Quantification of LDs from THG images of Phycomyces blaekseneanus hypha. Hypha were cultured without nitrogen or in standard liquid media for 2–6 h (or longer up to 8 h) after the start of treatment. Obtained THG images of LDs were analyzed by PA. n = 6 independent cultures. (a) N-starvation increases number of LDs per unit area. LD number obtained from the individual hypha is normalized to hypha area (in 10³ µm²). Control (n = 44), N-starved group (n = 17). The box and whisker plots, enclosed by the 25th and 75th percentile range, median line with whiskers extending minimal to maximal value. Unpaired t test with Welch's correction, two tail, p = 0.0038. (b) Time course of LD number/unit area, showing that the increase of LD number by N-starvation is significant at 4.5 h (p = p = 0.0006) and later times (p = 0.0045), compared to corresponding control.
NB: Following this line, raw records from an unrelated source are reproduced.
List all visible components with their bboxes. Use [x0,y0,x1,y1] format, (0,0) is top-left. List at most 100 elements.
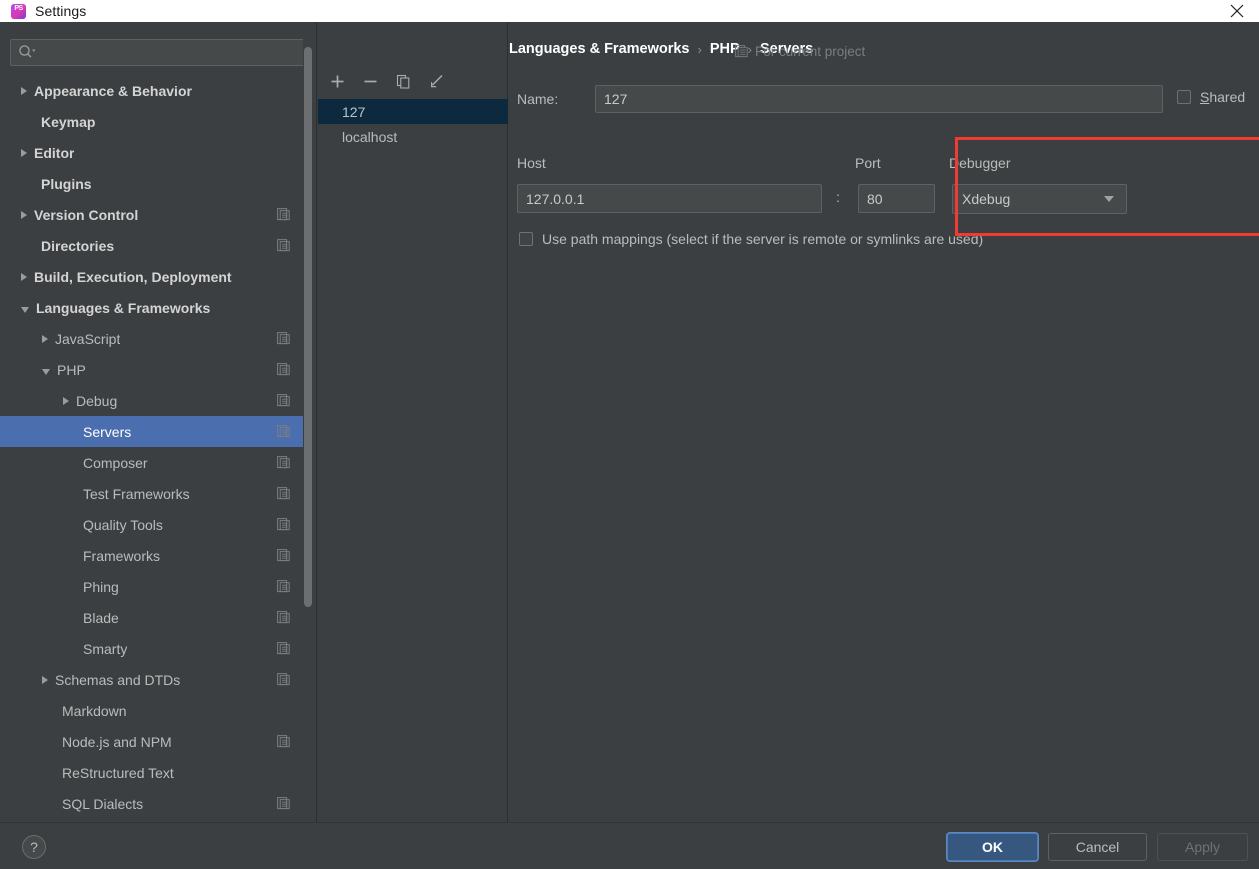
sidebar-item-build-execution-deployment[interactable]: Build, Execution, Deployment [0,261,307,292]
close-icon[interactable] [1214,0,1259,22]
chevron-down-icon[interactable] [42,368,50,375]
chevron-right-icon[interactable] [42,334,48,343]
sidebar-item-sql-dialects[interactable]: SQL Dialects [0,788,307,819]
sidebar-item-label: Node.js and NPM [62,733,172,750]
title-bar: Settings [0,0,1259,22]
server-list-item[interactable]: 127 [318,99,508,124]
phpstorm-icon [11,3,26,19]
debugger-select[interactable]: Xdebug [952,184,1127,214]
sidebar-item-phing[interactable]: Phing [0,571,307,602]
path-mappings-checkbox-row[interactable]: Use path mappings (select if the server … [519,231,983,247]
breadcrumb-separator: › [697,41,702,57]
chevron-right-icon[interactable] [21,148,27,157]
server-list-toolbar [324,67,450,95]
sidebar-item-appearance-behavior[interactable]: Appearance & Behavior [0,75,307,106]
sidebar-item-editor[interactable]: Editor [0,137,307,168]
port-input[interactable] [858,184,935,213]
remove-server-button[interactable] [357,68,384,94]
chevron-right-icon[interactable] [21,272,27,281]
project-scope-icon [277,363,290,376]
project-scope-icon [735,45,748,58]
server-list-item[interactable]: localhost [318,124,508,149]
sidebar-item-label: Plugins [41,175,92,192]
apply-button[interactable]: Apply [1157,833,1248,861]
sidebar-item-markdown[interactable]: Markdown [0,695,307,726]
settings-tree[interactable]: Appearance & Behavior Keymap Editor Plugins… [0,75,307,822]
chevron-right-icon[interactable] [21,86,27,95]
project-scope-icon [277,239,290,252]
sidebar-item-quality-tools[interactable]: Quality Tools [0,509,307,540]
path-mappings-checkbox[interactable] [519,232,533,246]
chevron-right-icon[interactable] [63,396,69,405]
shared-label-rest: hared [1209,89,1246,105]
sidebar-item-plugins[interactable]: Plugins [0,168,307,199]
sidebar-item-php[interactable]: PHP [0,354,307,385]
copy-server-button[interactable] [390,68,417,94]
cancel-button[interactable]: Cancel [1048,833,1147,861]
sidebar-item-label: JavaScript [55,330,121,347]
sidebar-item-label: Version Control [34,206,139,223]
sidebar-item-schemas-and-dtds[interactable]: Schemas and DTDs [0,664,307,695]
sidebar-item-label: Debug [76,392,118,409]
sidebar-item-composer[interactable]: Composer [0,447,307,478]
shared-checkbox-row[interactable]: Shared [1177,89,1245,105]
sidebar-item-label: Composer [83,454,148,471]
server-items[interactable]: 127 localhost [318,99,508,149]
project-scope-icon [277,487,290,500]
sidebar-item-directories[interactable]: Directories [0,230,307,261]
project-scope-icon [277,332,290,345]
host-port-colon: : [836,189,840,205]
project-scope-icon [277,425,290,438]
sidebar-item-blade[interactable]: Blade [0,602,307,633]
project-scope-icon [277,797,290,810]
sidebar-item-label: Languages & Frameworks [36,299,211,316]
sidebar-item-label: PHP [57,361,86,378]
ok-button[interactable]: OK [947,833,1038,861]
sidebar-item-version-control[interactable]: Version Control [0,199,307,230]
server-list-item-label: 127 [342,103,366,120]
name-input[interactable] [595,85,1163,113]
scope-hint-label: For current project [755,44,866,59]
sidebar-item-label: Directories [41,237,115,254]
server-list-item-label: localhost [342,128,398,145]
sidebar-item-debug[interactable]: Debug [0,385,307,416]
sidebar-item-label: ReStructured Text [62,764,174,781]
chevron-right-icon[interactable] [42,675,48,684]
port-label: Port [855,155,881,171]
chevron-right-icon[interactable] [21,210,27,219]
sidebar-item-node-js-and-npm[interactable]: Node.js and NPM [0,726,307,757]
scrollbar-thumb[interactable] [304,47,312,607]
breadcrumb-item[interactable]: Languages & Frameworks [509,41,690,57]
project-scope-icon [277,673,290,686]
shared-checkbox[interactable] [1177,90,1191,104]
sidebar-item-javascript[interactable]: JavaScript [0,323,307,354]
shared-label: Shared [1200,89,1246,105]
sidebar-item-frameworks[interactable]: Frameworks [0,540,307,571]
dialog-footer: ? OK Cancel Apply [0,822,1259,869]
sidebar-item-servers[interactable]: Servers [0,416,307,447]
sidebar-item-label: Markdown [62,702,127,719]
sidebar-item-restructured-text[interactable]: ReStructured Text [0,757,307,788]
help-button[interactable]: ? [22,835,46,859]
sidebar-item-keymap[interactable]: Keymap [0,106,307,137]
chevron-down-icon[interactable] [21,306,29,313]
tree-scrollbar[interactable] [303,22,313,769]
sidebar-item-label: SQL Dialects [62,795,144,812]
sidebar-item-label: Schemas and DTDs [55,671,181,688]
sidebar-item-label: Test Frameworks [83,485,190,502]
project-scope-icon [277,580,290,593]
sidebar-item-languages-frameworks[interactable]: Languages & Frameworks [0,292,307,323]
import-server-button[interactable] [423,68,450,94]
host-input[interactable] [517,184,822,213]
sidebar-item-test-frameworks[interactable]: Test Frameworks [0,478,307,509]
sidebar-item-label: Servers [83,423,132,440]
sidebar-item-label: Quality Tools [83,516,163,533]
sidebar-item-smarty[interactable]: Smarty [0,633,307,664]
search-input[interactable] [10,39,308,66]
name-row: Name: [517,85,1163,113]
settings-tree-pane: Appearance & Behavior Keymap Editor Plugins… [0,22,317,822]
debugger-value: Xdebug [962,191,1011,207]
settings-dialog: Appearance & Behavior Keymap Editor Plugins… [0,22,1259,869]
add-server-button[interactable] [324,68,351,94]
window-title: Settings [35,3,87,19]
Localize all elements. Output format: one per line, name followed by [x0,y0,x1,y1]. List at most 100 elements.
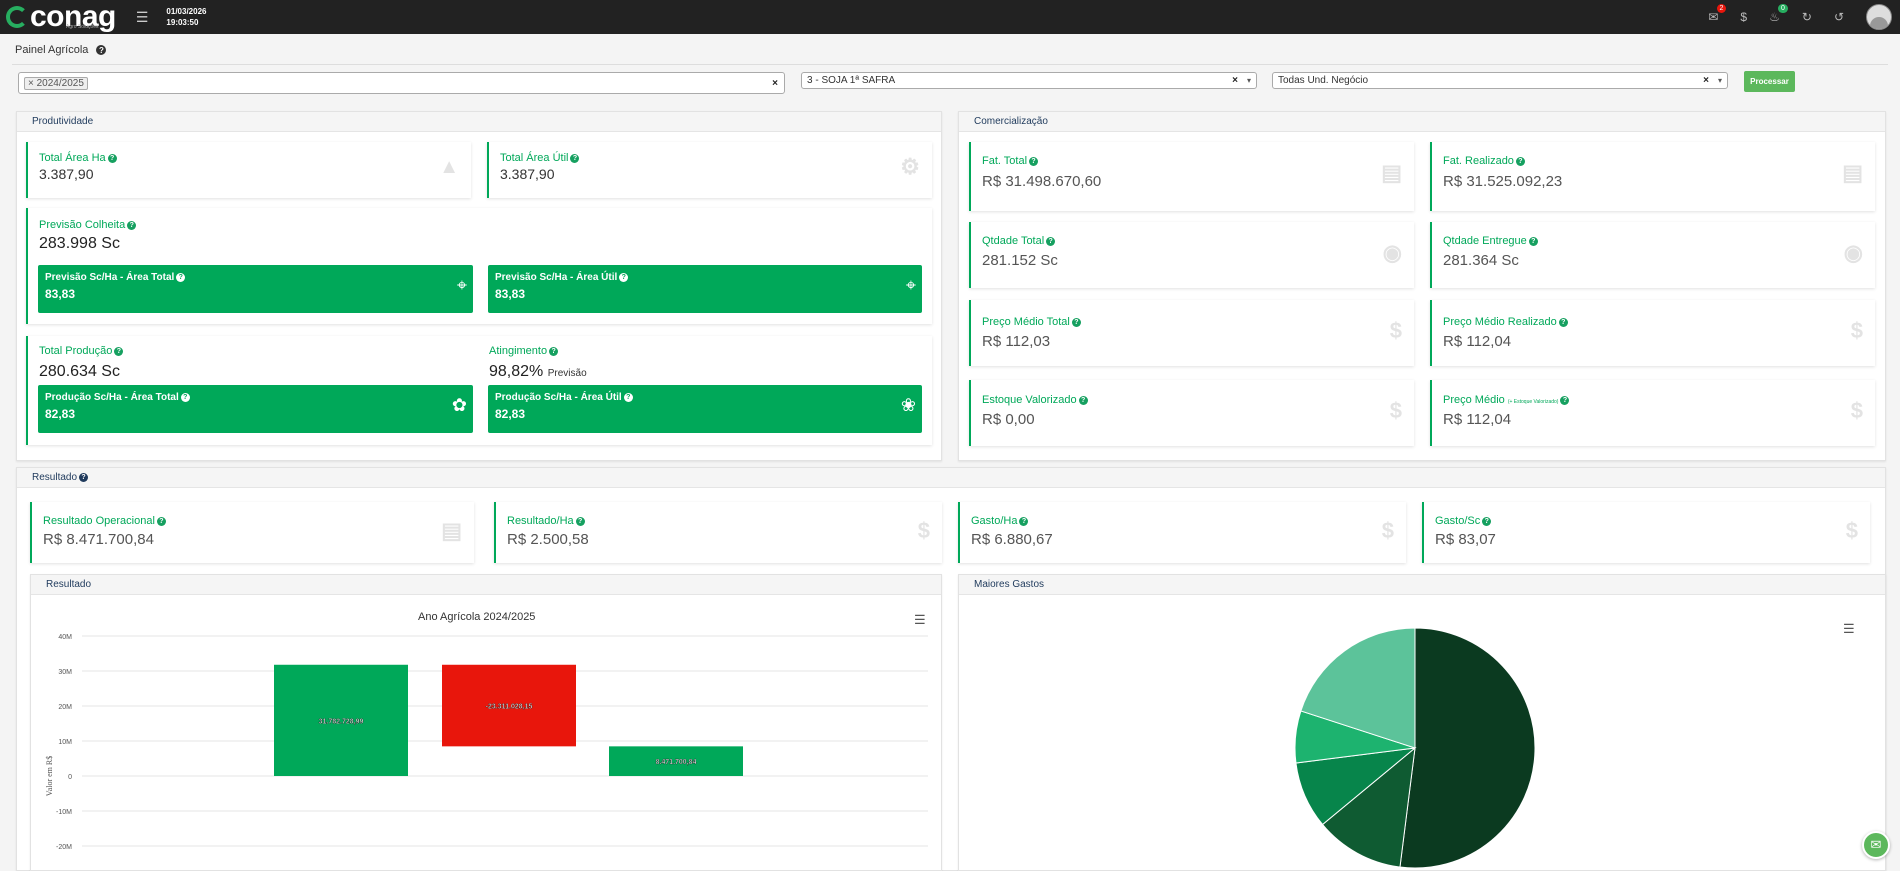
help-icon[interactable]: ? [1078,395,1088,405]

Two-way ANOVA, with Holm-Sidac correction. Mean ± SE, n_(Control) = 8; 7; 11; 21 for time points (in h), respectively: 2; 3; 4.5; 6. n_(N-starved) = 6; 3; 7 for time points (in h), respectively: 3; 4.5; 6. (c) N-starvation decreases diameter of LDs. LD diameters from Control (n = 1205) and N-starved group (n = 431). The box and whisker plots, enclosed by the 25th and 75th percentile range, median line with whiskers extending minimal to maximal value. Mann–Whitney (p = 0.0008), two-tailed. (d) Time course of LD diameter changes, showing that the decrease by N-starvation is significant only at long starvation times. Two-way ANOVA, Holm-Sidac correction (p < 0.0001), compared to corresponding control. Mean ± SE, n_(Control) = 176; 124; 302; 571 for time points (in h), respectively: 2; 3; 4.5; 6. n_(N-starved) = 100; 118; 214 for time points (in h), respectively:3; 4.5; 6. (e) Differential distribution of increased number of LDs after 4.5 h and 6 h N-starvation. The largest LDs are lost at longest starvation times. Histograms of LD diameter distributions, 0.3 µm binning, for Control and N-starved group. Number of LDs in each bin of the histogram is divided by sum of hypha area of the appropriate group. Errors are calculated as stated in Methods section. Numbers on x axes represent the upper bin limit.